Biopesticides help farmers target specific threats while posing minimal risk to other species. For example, a product called BioAct™ contains active fungal spores that can control the population of nematodes that would otherwise wreak havoc on a farmer’s fruit or vegetable crops. Meanwhile, good bacteria in biostimulants can help jumpstart a plant’s own biological processes. They can increase the activity of photosynthesis and improve nutrient uptake, among other benefits.
“We know that consumers are increasingly interested in how their food is grown and want to know that farming practices are environmentally sustainable,” states Benoit Hartmann, Head of Biologics at Bayer, “Biological products — particularly seed treatments — already play a role in helping farmers reduce their CO2 emissions and can help their crops use fertilizer more efficiently.”
By incorporating natural solutions into soil protection, farmers are able to engage in more sustainable farming methods and produce healthier harvests.
Leaving the soil undisturbed
For centuries, farmers plowed their fields as a way to prevent early-season weeds from stealing vital water, sun, and nutrients from their crops. Today, more and more farmers are realizing that disturbing the soil also disturbs the work of vital underground organisms. New crop protection technologies are allowing farmers to control weeds without tilling (plowing), leaving microbes to do their work and giving the farmer a host of benefits.

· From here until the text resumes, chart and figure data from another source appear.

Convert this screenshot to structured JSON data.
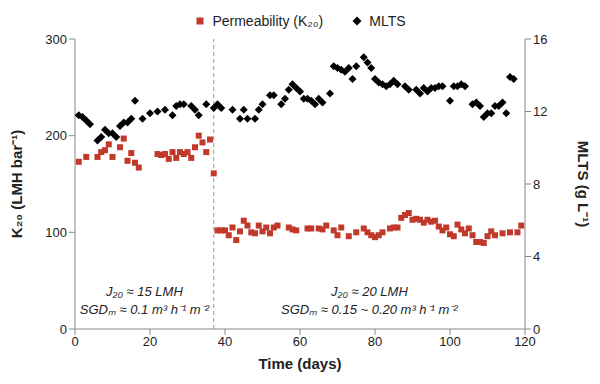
{
  "chart_data": {
    "type": "scatter",
    "legend": "top",
    "grid": false,
    "x_label": "Time (days)",
    "y_label": "K₂₀ (LMH bar⁻¹)",
    "y2_label": "MLTS (g L⁻¹)",
    "xlim": [
      0,
      120
    ],
    "xticks": [
      0,
      20,
      40,
      60,
      80,
      100,
      120
    ],
    "ylim": [
      0,
      300
    ],
    "yticks": [
      0,
      100,
      200,
      300
    ],
    "y2lim": [
      0,
      16
    ],
    "y2ticks": [
      0,
      4,
      8,
      12,
      16
    ],
    "reference_lines": [
      {
        "x": 37,
        "line_style": "dashed"
      }
    ],
    "annotations": [
      {
        "lines": [
          "J₂₀ ≈ 15 LMH",
          "SGDₘ ≈ 0.1 m³ h⁻¹ m⁻²"
        ]
      },
      {
        "lines": [
          "J₂₀ ≈ 20 LMH",
          "SGDₘ ≈ 0.15 ~ 0.20 m³ h⁻¹ m⁻²"
        ]
      }
    ],
    "series": [
      {
        "name": "Permeability  (K₂₀)",
        "color": "#c0392b",
        "marker": "square",
        "axis": "y",
        "x": [
          1,
          3,
          6,
          7,
          8,
          9,
          10,
          12,
          13,
          14,
          15,
          16,
          17,
          22,
          23,
          24,
          25,
          26,
          27,
          28,
          29,
          30,
          31,
          32,
          33,
          34,
          35,
          36,
          37,
          38,
          39,
          40,
          41,
          42,
          43,
          44,
          45,
          46,
          47,
          48,
          49,
          50,
          51,
          52,
          53,
          54,
          57,
          58,
          59,
          62,
          63,
          65,
          66,
          67,
          69,
          70,
          71,
          73,
          75,
          77,
          78,
          79,
          80,
          81,
          82,
          84,
          85,
          86,
          87,
          88,
          89,
          90,
          91,
          92,
          93,
          94,
          95,
          96,
          97,
          98,
          99,
          100,
          101,
          102,
          103,
          104,
          105,
          106,
          107,
          108,
          109,
          110,
          111,
          112,
          114,
          116,
          118,
          119
        ],
        "values": [
          173,
          178,
          178,
          183,
          185,
          191,
          178,
          188,
          197,
          174,
          182,
          172,
          167,
          181,
          180,
          181,
          176,
          183,
          177,
          183,
          181,
          183,
          177,
          188,
          200,
          193,
          183,
          196,
          161,
          102,
          102,
          102,
          97,
          105,
          92,
          101,
          112,
          107,
          100,
          99,
          107,
          101,
          105,
          99,
          105,
          107,
          105,
          103,
          102,
          104,
          104,
          104,
          103,
          107,
          102,
          97,
          105,
          96,
          100,
          104,
          100,
          97,
          95,
          97,
          100,
          104,
          105,
          105,
          115,
          118,
          120,
          113,
          114,
          113,
          110,
          113,
          111,
          112,
          106,
          102,
          105,
          98,
          96,
          108,
          103,
          99,
          104,
          97,
          90,
          90,
          89,
          96,
          101,
          97,
          99,
          100,
          100,
          107
        ]
      },
      {
        "name": "MLTS",
        "color": "#000000",
        "marker": "diamond",
        "axis": "y2",
        "x": [
          1,
          2,
          3,
          4,
          6,
          7,
          8,
          9,
          10,
          11,
          12,
          13,
          14,
          15,
          16,
          18,
          20,
          22,
          24,
          26,
          27,
          28,
          29,
          31,
          32,
          33,
          35,
          37,
          38,
          39,
          42,
          44,
          45,
          46,
          48,
          49,
          50,
          52,
          53,
          55,
          56,
          57,
          58,
          59,
          60,
          61,
          62,
          63,
          64,
          65,
          66,
          68,
          69,
          70,
          71,
          72,
          73,
          74,
          75,
          77,
          78,
          79,
          80,
          81,
          82,
          83,
          84,
          85,
          86,
          88,
          89,
          91,
          92,
          93,
          94,
          95,
          96,
          97,
          98,
          100,
          101,
          102,
          103,
          104,
          106,
          107,
          108,
          109,
          110,
          111,
          112,
          113,
          114,
          115,
          116,
          117
        ],
        "values": [
          11.8,
          11.7,
          11.5,
          11.3,
          10.4,
          10.6,
          11.0,
          10.8,
          10.8,
          10.6,
          11.2,
          11.4,
          11.4,
          11.6,
          12.6,
          11.6,
          11.9,
          12.0,
          12.1,
          11.8,
          12.3,
          12.4,
          12.4,
          12.3,
          12.1,
          11.8,
          12.4,
          12.2,
          12.4,
          12.2,
          12.1,
          11.6,
          12.1,
          11.6,
          11.6,
          12.1,
          12.4,
          12.9,
          12.9,
          12.4,
          12.7,
          13.2,
          13.5,
          13.3,
          13.1,
          12.7,
          12.7,
          12.6,
          12.4,
          12.7,
          12.5,
          13.0,
          14.5,
          14.4,
          14.3,
          14.2,
          14.4,
          13.8,
          14.5,
          15.0,
          14.7,
          14.4,
          13.8,
          13.6,
          13.5,
          13.4,
          13.5,
          13.7,
          13.5,
          13.4,
          13.2,
          13.2,
          13.0,
          13.3,
          13.1,
          13.3,
          13.3,
          13.4,
          13.4,
          12.6,
          13.4,
          13.4,
          13.5,
          13.4,
          12.4,
          12.5,
          12.3,
          11.7,
          11.9,
          11.9,
          12.3,
          12.3,
          12.5,
          11.9,
          13.9,
          13.8
        ]
      }
    ]
  }
}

With reduced tillage strategies, farmers leave behind crop residue from the previous year. Organisms in the soil can then break down the organic matter, producing nutrients to help support future crops. Because the soil is left undisturbed, its ability to absorb and retain water increases. By letting the land rest, farmers reduce erosion and prevent runoff, not to mention maintaining the soil’s natural ability to store carbon. While turning the soil releases CO2 into the atmosphere, no-till practices reduce tractor emissions and actually help farmers keep more carbon underground, where it belongs.
As more farmers adopt practices to protect the soil and the biodiversity within it, they’re realizing these sustainable approaches are good for the farm and the planet.
Protecting microbes for the future
Today digital tools are giving farmers greater access to data, allowing them to grow more efficiently and sustainably. New innovations help farmers use inputs like seeds, fertilizers, pesticides, and water, only where they are needed most. When it comes to soil, this means being able to more accurately care for the land.
Farmers can take advantage of new technology, like DripByDrip irrigation. Lines are placed directly in the field, allowing farmers to monitor humidity sensors. These devices scan the soil, gathering information about how much water is needed to sustain crops. Using this data, the system determines whether or not to begin applying water or other field inputs, like biological solutions. Because DripByDrip only activates when the soil needs it, farmers are able to provide the right amount of resources to support life — above and below.
Through these tools, as well as other innovations, farmers are beginning to better understand the soil that their families have been working with for generations. As we continue to seek solutions, we must always remember the diversity of organisms that make soil “soil.” Because without them, we would have nothing but dirt.